Ein 24,9-Millionen-Dollar-Vertrag mit dem US-Verteidigungsministerium klingt nach einer Erfolgsgeschichte. Bei DroneShield ist es komplizierter.
Pentagon-Auftrag als Umsatztreiber
Am 2. Juni 2026 bestätigte DroneShield den Vertragsabschluss mit der Joint Interagency Task Force 401, einer Einheit des US-Verteidigungsministeriums. Der Auftrag umfasst eine Sofortzahlung von 19,3 Millionen US-Dollar sowie Optionen über weitere 5,6 Millionen Dollar, verteilt auf fünf Jahre.
Geliefert werden mobile und stationäre Counter-UAS-Systeme — also Drohnenabwehrtechnologie inklusive Hardware, Software-Abonnements und begleitenden Dienstleistungen. Mindestens 10 Millionen Dollar sollen noch im laufenden Geschäftsjahr als Umsatz verbucht werden, der Rest folgt 2027.
Der Auftrag passt ins Bild eines stark wachsenden Unternehmens. Im ersten Quartal 2026 erzielte DroneShield einen Umsatz von 74,1 Millionen US-Dollar — ein Plus von 121 Prozent gegenüber dem Vorjahr. Die Auftragspipeline beläuft sich auf rund 2,2 Milliarden australische Dollar, verteilt auf mehr als 300 Projekte in 60 Ländern.
Sektor im Aufwind
Den Rückenwind für die Branche illustriert ein Deal vom Vortag: Motorola Solutions übernahm am 1. Juni den israelischen Drohnenabwehrspezialisten D-Fend Solutions für 1,5 Milliarden US-Dollar. Die Transaktion zeigt, wie hoch der Markt Technologien zur Frequenzbasierten Drohnenabwehr mittlerweile bewertet — und wie stark die Nachfrage nach Integration in breitere Sicherheitsinfrastrukturen wächst.
DroneShield selbst ist auch abseits des Militärs aktiv. Für die FIFA-Weltmeisterschaft 2026 in Kansas City baut das Unternehmen ein regionales Luftraumsicherheitsnetz.
Governance-Probleme bremsen die Kursfantasie
Der Vertragsabschluss hat den Kurs nicht nachhaltig beflügelt. Am 2. Juni schloss die Aktie zwar 3,55 Prozent im Plus bei 3,21 australischen Dollar — am Folgetag gab sie diese Gewinne wieder ab. In Euro gerechnet notiert das Papier aktuell bei 1,90 Euro, rund 16 Prozent unter dem Niveau von vor einem Monat und fast 48 Prozent unterhalb des 52-Wochen-Hochs.

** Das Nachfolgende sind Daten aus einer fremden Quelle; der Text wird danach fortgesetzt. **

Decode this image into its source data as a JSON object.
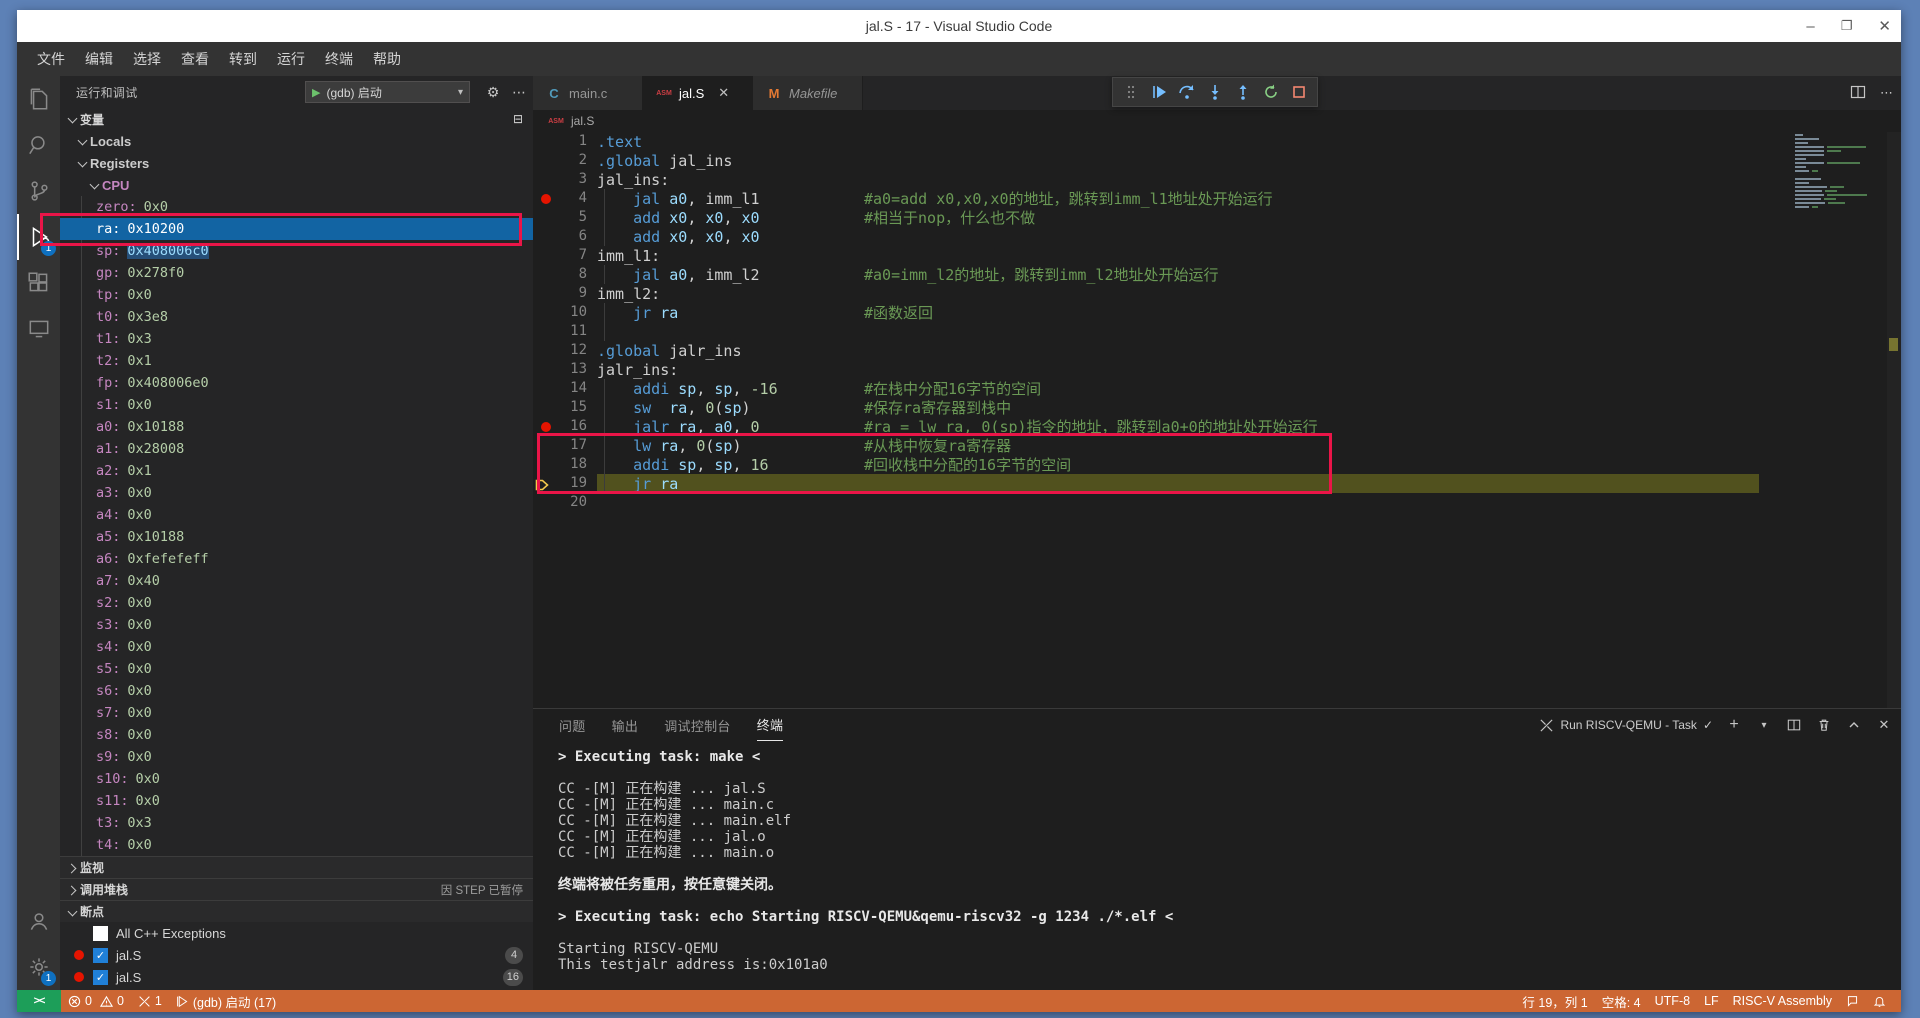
{
  "window": {
    "title": "jal.S - 17 - Visual Studio Code"
  },
  "colors": {
    "desktop": "#5d81b6",
    "status_bar_debugging": "#cc6633",
    "remote_indicator": "#1d9e59",
    "selection_blue": "#1264a3",
    "current_line_highlight": "#51511e",
    "breakpoint_red": "#e51400",
    "annotation_red": "#ea1548",
    "directive_blue": "#569cd6",
    "register_blue": "#9cdcfe",
    "number_green": "#b5cea8",
    "comment_green": "#6a9955",
    "variable_name_pink": "#c586c0",
    "variable_value_green": "#b5cea8"
  },
  "menu": {
    "items": [
      "文件",
      "编辑",
      "选择",
      "查看",
      "转到",
      "运行",
      "终端",
      "帮助"
    ]
  },
  "activity_bar": {
    "icons": [
      "explorer",
      "search",
      "source-control",
      "run-and-debug",
      "extensions",
      "remote-explorer"
    ],
    "debug_badge": "1",
    "bottom_icons": [
      "account",
      "settings-gear"
    ],
    "gear_badge": "1"
  },
  "sidebar": {
    "title": "运行和调试",
    "config_label": "(gdb) 启动",
    "variables_label": "变量",
    "locals_label": "Locals",
    "registers_label": "Registers",
    "cpu_label": "CPU",
    "registers": [
      {
        "name": "zero",
        "value": "0x0"
      },
      {
        "name": "ra",
        "value": "0x10200",
        "selected": true
      },
      {
        "name": "sp",
        "value": "0x408006c0",
        "value_highlight": true
      },
      {
        "name": "gp",
        "value": "0x278f0"
      },
      {
        "name": "tp",
        "value": "0x0"
      },
      {
        "name": "t0",
        "value": "0x3e8"
      },
      {
        "name": "t1",
        "value": "0x3"
      },
      {
        "name": "t2",
        "value": "0x1"
      },
      {
        "name": "fp",
        "value": "0x408006e0"
      },
      {
        "name": "s1",
        "value": "0x0"
      },
      {
        "name": "a0",
        "value": "0x10188"
      },
      {
        "name": "a1",
        "value": "0x28008"
      },
      {
        "name": "a2",
        "value": "0x1"
      },
      {
        "name": "a3",
        "value": "0x0"
      },
      {
        "name": "a4",
        "value": "0x0"
      },
      {
        "name": "a5",
        "value": "0x10188"
      },
      {
        "name": "a6",
        "value": "0xfefefeff"
      },
      {
        "name": "a7",
        "value": "0x40"
      },
      {
        "name": "s2",
        "value": "0x0"
      },
      {
        "name": "s3",
        "value": "0x0"
      },
      {
        "name": "s4",
        "value": "0x0"
      },
      {
        "name": "s5",
        "value": "0x0"
      },
      {
        "name": "s6",
        "value": "0x0"
      },
      {
        "name": "s7",
        "value": "0x0"
      },
      {
        "name": "s8",
        "value": "0x0"
      },
      {
        "name": "s9",
        "value": "0x0"
      },
      {
        "name": "s10",
        "value": "0x0"
      },
      {
        "name": "s11",
        "value": "0x0"
      },
      {
        "name": "t3",
        "value": "0x3"
      },
      {
        "name": "t4",
        "value": "0x0"
      }
    ],
    "watch_label": "监视",
    "callstack_label": "调用堆栈",
    "callstack_status": "因 STEP 已暂停",
    "breakpoints_label": "断点",
    "breakpoints": [
      {
        "label": "All C++ Exceptions",
        "checked": false,
        "dot": false,
        "badge": ""
      },
      {
        "label": "jal.S",
        "checked": true,
        "dot": true,
        "badge": "4"
      },
      {
        "label": "jal.S",
        "checked": true,
        "dot": true,
        "badge": "16"
      }
    ]
  },
  "editor": {
    "tabs": [
      {
        "label": "main.c",
        "icon": "c",
        "active": false,
        "preview": false,
        "close": false
      },
      {
        "label": "jal.S",
        "icon": "asm",
        "active": true,
        "preview": false,
        "close": true
      },
      {
        "label": "Makefile",
        "icon": "m",
        "active": false,
        "preview": true,
        "close": false
      }
    ],
    "breadcrumb": "jal.S",
    "lines": [
      {
        "num": 1,
        "code": [
          [
            "dir",
            ".text"
          ]
        ],
        "comment": "",
        "bp": false,
        "cur": false,
        "g": false
      },
      {
        "num": 2,
        "code": [
          [
            "dir",
            ".global"
          ],
          [
            "pl",
            " jal_ins"
          ]
        ],
        "comment": "",
        "bp": false,
        "cur": false,
        "g": false
      },
      {
        "num": 3,
        "code": [
          [
            "pl",
            "jal_ins:"
          ]
        ],
        "comment": "",
        "bp": false,
        "cur": false,
        "g": false
      },
      {
        "num": 4,
        "code": [
          [
            "pl",
            "    "
          ],
          [
            "mn",
            "jal"
          ],
          [
            "pl",
            " "
          ],
          [
            "reg",
            "a0"
          ],
          [
            "pl",
            ", "
          ],
          [
            "pl",
            "imm_l1"
          ]
        ],
        "comment": "#a0=add x0,x0,x0的地址，跳转到imm_l1地址处开始运行",
        "bp": true,
        "cur": false,
        "g": true
      },
      {
        "num": 5,
        "code": [
          [
            "pl",
            "    "
          ],
          [
            "mn",
            "add"
          ],
          [
            "pl",
            " "
          ],
          [
            "reg",
            "x0"
          ],
          [
            "pl",
            ", "
          ],
          [
            "reg",
            "x0"
          ],
          [
            "pl",
            ", "
          ],
          [
            "reg",
            "x0"
          ]
        ],
        "comment": "#相当于nop，什么也不做",
        "bp": false,
        "cur": false,
        "g": true
      },
      {
        "num": 6,
        "code": [
          [
            "pl",
            "    "
          ],
          [
            "mn",
            "add"
          ],
          [
            "pl",
            " "
          ],
          [
            "reg",
            "x0"
          ],
          [
            "pl",
            ", "
          ],
          [
            "reg",
            "x0"
          ],
          [
            "pl",
            ", "
          ],
          [
            "reg",
            "x0"
          ]
        ],
        "comment": "",
        "bp": false,
        "cur": false,
        "g": true
      },
      {
        "num": 7,
        "code": [
          [
            "pl",
            "imm_l1:"
          ]
        ],
        "comment": "",
        "bp": false,
        "cur": false,
        "g": false
      },
      {
        "num": 8,
        "code": [
          [
            "pl",
            "    "
          ],
          [
            "mn",
            "jal"
          ],
          [
            "pl",
            " "
          ],
          [
            "reg",
            "a0"
          ],
          [
            "pl",
            ", "
          ],
          [
            "pl",
            "imm_l2"
          ]
        ],
        "comment": "#a0=imm_l2的地址，跳转到imm_l2地址处开始运行",
        "bp": false,
        "cur": false,
        "g": true
      },
      {
        "num": 9,
        "code": [
          [
            "pl",
            "imm_l2:"
          ]
        ],
        "comment": "",
        "bp": false,
        "cur": false,
        "g": false
      },
      {
        "num": 10,
        "code": [
          [
            "pl",
            "    "
          ],
          [
            "mn",
            "jr"
          ],
          [
            "pl",
            " "
          ],
          [
            "reg",
            "ra"
          ]
        ],
        "comment": "#函数返回",
        "bp": false,
        "cur": false,
        "g": true
      },
      {
        "num": 11,
        "code": [],
        "comment": "",
        "bp": false,
        "cur": false,
        "g": true
      },
      {
        "num": 12,
        "code": [
          [
            "dir",
            ".global"
          ],
          [
            "pl",
            " jalr_ins"
          ]
        ],
        "comment": "",
        "bp": false,
        "cur": false,
        "g": false
      },
      {
        "num": 13,
        "code": [
          [
            "pl",
            "jalr_ins:"
          ]
        ],
        "comment": "",
        "bp": false,
        "cur": false,
        "g": false
      },
      {
        "num": 14,
        "code": [
          [
            "pl",
            "    "
          ],
          [
            "mn",
            "addi"
          ],
          [
            "pl",
            " "
          ],
          [
            "reg",
            "sp"
          ],
          [
            "pl",
            ", "
          ],
          [
            "reg",
            "sp"
          ],
          [
            "pl",
            ", "
          ],
          [
            "num",
            "-16"
          ]
        ],
        "comment": "#在栈中分配16字节的空间",
        "bp": false,
        "cur": false,
        "g": true
      },
      {
        "num": 15,
        "code": [
          [
            "pl",
            "    "
          ],
          [
            "mn",
            "sw"
          ],
          [
            "pl",
            "  "
          ],
          [
            "reg",
            "ra"
          ],
          [
            "pl",
            ", "
          ],
          [
            "num",
            "0"
          ],
          [
            "pl",
            "("
          ],
          [
            "reg",
            "sp"
          ],
          [
            "pl",
            ")"
          ]
        ],
        "comment": "#保存ra寄存器到栈中",
        "bp": false,
        "cur": false,
        "g": true
      },
      {
        "num": 16,
        "code": [
          [
            "pl",
            "    "
          ],
          [
            "mn",
            "jalr"
          ],
          [
            "pl",
            " "
          ],
          [
            "reg",
            "ra"
          ],
          [
            "pl",
            ", "
          ],
          [
            "reg",
            "a0"
          ],
          [
            "pl",
            ", "
          ],
          [
            "num",
            "0"
          ]
        ],
        "comment": "#ra = lw ra, 0(sp)指令的地址，跳转到a0+0的地址处开始运行",
        "bp": true,
        "cur": false,
        "g": true
      },
      {
        "num": 17,
        "code": [
          [
            "pl",
            "    "
          ],
          [
            "mn",
            "lw"
          ],
          [
            "pl",
            " "
          ],
          [
            "reg",
            "ra"
          ],
          [
            "pl",
            ", "
          ],
          [
            "num",
            "0"
          ],
          [
            "pl",
            "("
          ],
          [
            "reg",
            "sp"
          ],
          [
            "pl",
            ")"
          ]
        ],
        "comment": "#从栈中恢复ra寄存器",
        "bp": false,
        "cur": false,
        "g": true
      },
      {
        "num": 18,
        "code": [
          [
            "pl",
            "    "
          ],
          [
            "mn",
            "addi"
          ],
          [
            "pl",
            " "
          ],
          [
            "reg",
            "sp"
          ],
          [
            "pl",
            ", "
          ],
          [
            "reg",
            "sp"
          ],
          [
            "pl",
            ", "
          ],
          [
            "num",
            "16"
          ]
        ],
        "comment": "#回收栈中分配的16字节的空间",
        "bp": false,
        "cur": false,
        "g": true
      },
      {
        "num": 19,
        "code": [
          [
            "pl",
            "    "
          ],
          [
            "mn",
            "jr"
          ],
          [
            "pl",
            " "
          ],
          [
            "reg",
            "ra"
          ]
        ],
        "comment": "#函数返回",
        "bp": false,
        "cur": true,
        "g": true
      },
      {
        "num": 20,
        "code": [],
        "comment": "",
        "bp": false,
        "cur": false,
        "g": false
      }
    ]
  },
  "panel": {
    "tabs": [
      {
        "label": "问题",
        "active": false
      },
      {
        "label": "输出",
        "active": false
      },
      {
        "label": "调试控制台",
        "active": false
      },
      {
        "label": "终端",
        "active": true
      }
    ],
    "task_label": "Run RISCV-QEMU - Task",
    "terminal_lines": [
      {
        "text": "> Executing task: make <",
        "bold": true
      },
      {
        "text": "",
        "bold": false
      },
      {
        "text": "CC -[M] 正在构建 ... jal.S",
        "bold": false
      },
      {
        "text": "CC -[M] 正在构建 ... main.c",
        "bold": false
      },
      {
        "text": "CC -[M] 正在构建 ... main.elf",
        "bold": false
      },
      {
        "text": "CC -[M] 正在构建 ... jal.o",
        "bold": false
      },
      {
        "text": "CC -[M] 正在构建 ... main.o",
        "bold": false
      },
      {
        "text": "",
        "bold": false
      },
      {
        "text": "终端将被任务重用，按任意键关闭。",
        "bold": true
      },
      {
        "text": "",
        "bold": false
      },
      {
        "text": "> Executing task: echo Starting RISCV-QEMU&qemu-riscv32 -g 1234 ./*.elf <",
        "bold": true
      },
      {
        "text": "",
        "bold": false
      },
      {
        "text": "Starting RISCV-QEMU",
        "bold": false
      },
      {
        "text": "This testjalr address is:0x101a0",
        "bold": false
      }
    ]
  },
  "status_bar": {
    "errors": "0",
    "warnings": "0",
    "tasks": "1",
    "debug_label": "(gdb) 启动 (17)",
    "line_col": "行 19，列 1",
    "indent": "空格: 4",
    "encoding": "UTF-8",
    "eol": "LF",
    "language": "RISC-V Assembly"
  },
  "window_controls": {
    "minimize": "–",
    "restore": "❐",
    "close": "✕"
  }
}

Der Grund für die anhaltende Zurückhaltung liegt in einer Reihe von Governance-Problemen, die Investoren beschäftigen:
- Vergütungsabstimmung: Auf der Hauptversammlung am 1. Juni stimmten fast 50 Prozent der Aktionäre gegen den Vergütungsbericht — ein sogenannter „First Strike“ nach australischem Recht.
- ASIC-Untersuchung: Die australische Wertpapieraufsicht prüft Offenlegungspraktiken und Insiderhandelsvorwürfe gegen Führungskräfte, die bis November 2025 zurückreichen.
- Geteilte Analystenmeinungen: Bell Potter hält an einem Kursziel von 4,80 australischen Dollar und einem Kaufvotum fest. Jefferies hingegen sieht den fairen Wert zwischen 2,80 und 3,70 australischen Dollar und verweist auf Bewertungsrisiken und die Governance-Problematik.
Ambitiöses Jahresziel, aber Halbjahreszahlen entscheiden
DroneShield peilt für 2026 einen Umsatz von 247,5 Millionen US-Dollar an. Die Basis dafür ist solide: Das Unternehmen ist schuldenfrei und hält liquide Mittel von 222,8 Millionen US-Dollar. Ob der Wachstumskurs hält, wird sich am 26. August zeigen — dann legt DroneShield seinen Halbjahresbericht vor. Bis dahin dürfte die Kombination aus starkem Auftragseingang und offenem Regulierungsverfahren die Aktie in Spannung halten.